Raymond Blanc’s rhubarb and custard recipe on Kew on a Plate

Raymond Blanc make a delicious rhubarb and custard dessert that is ideal for springtime meal on Kew on a Plate.

Raymond says; “This dessert is a celebration of a quintessentially British fruit. What excites the tastebuds as much as different flavours is contrasting textures, so in this dessert we have tart rhubarb jelly studded with tender fruit; sweet, smooth, velvety custard; and a garnish of crisp dried rhubarb.”
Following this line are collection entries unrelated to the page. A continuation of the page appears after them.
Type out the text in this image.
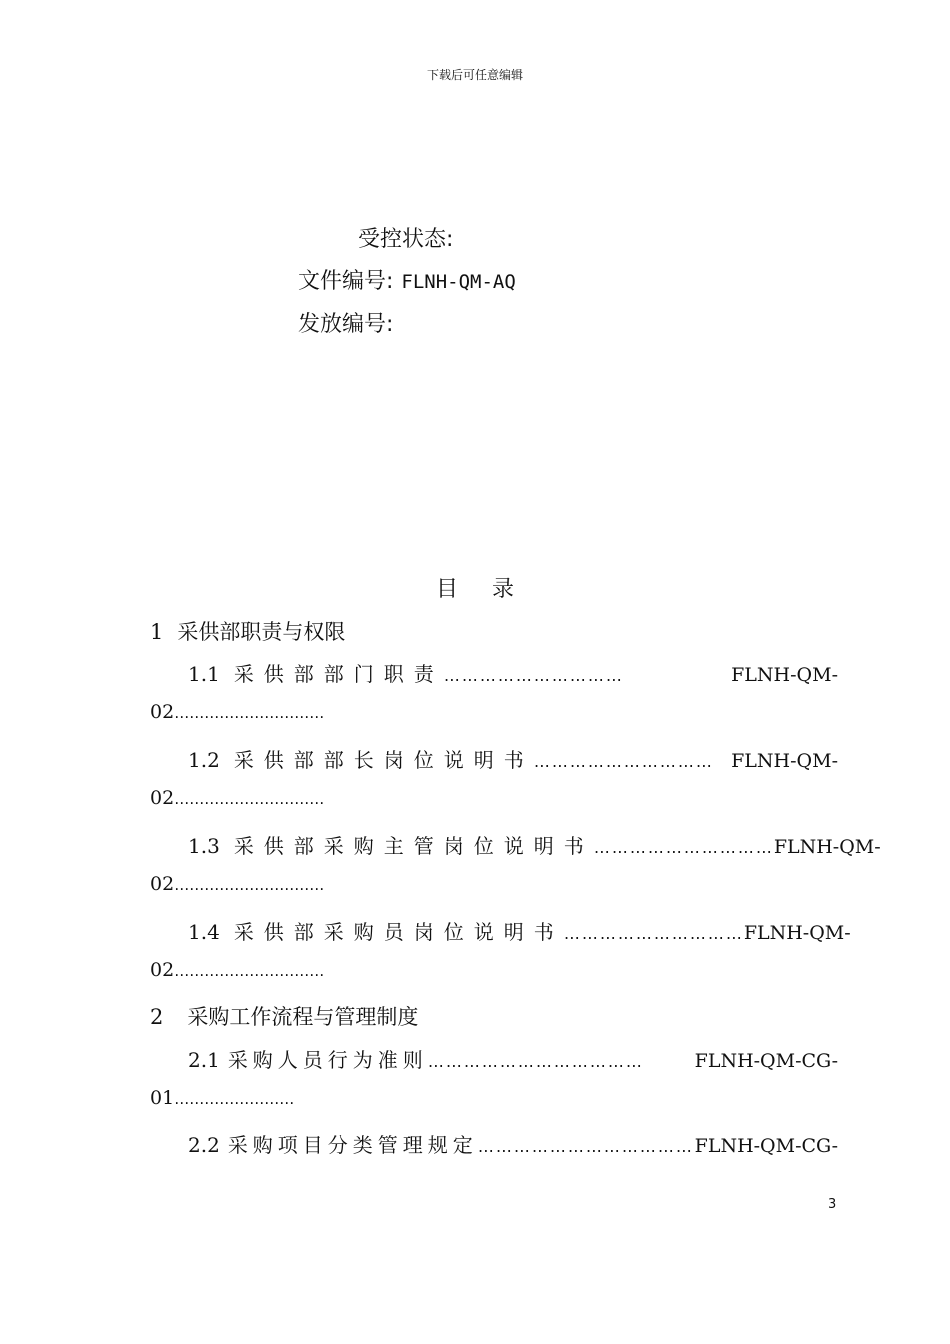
下载后可任意编辑
受控状态:
文件编号: FLNH-QM-AQ
发放编号:
目录
1 采供部职责与权限
1.1 采供部部门职责 …………………………	FLNH-QM-
02…………………………
1.2 采供部部长岗位说明书 ………………………… FLNH-QM-
02…………………………
1.3 采供部采购主管岗位说明书 ………………………… FLNH-QM-
02…………………………
1.4 采供部采购员岗位说明书 ………………………… FLNH-QM-
02…………………………
2 采购工作流程与管理制度
2.1 采购人员行为准则 ………………………………	FLNH-QM-CG-
01……………………
2.2 采购项目分类管理规定 ……………………………… FLNH-QM-CG-
3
The ingredients for the dried rhubarb crisp are: 1 rhubarb stick, 20g caster sugar and 2 tsp grenadine syrup.

To macerate and cook the rhubarb: 450g rhubarb, cut into 1cm pieces and 45g caster sugar.

For the jelly: 2 thin slices fresh root ginger and 1½ gelatine leaves, softened in cold water and drained.

For the custard, 150ml whipping cream, 150ml milk, 100g caster sugar, 2 tsp vanilla purée or good-quality vanilla extract, 6 egg yolks and 1 gelatine leaf, softened in cold water and drained.

For the honeycomb: 35g clear honey, 70g liquid glucose, 200g caster sugar and 20g bicarbonate of soda.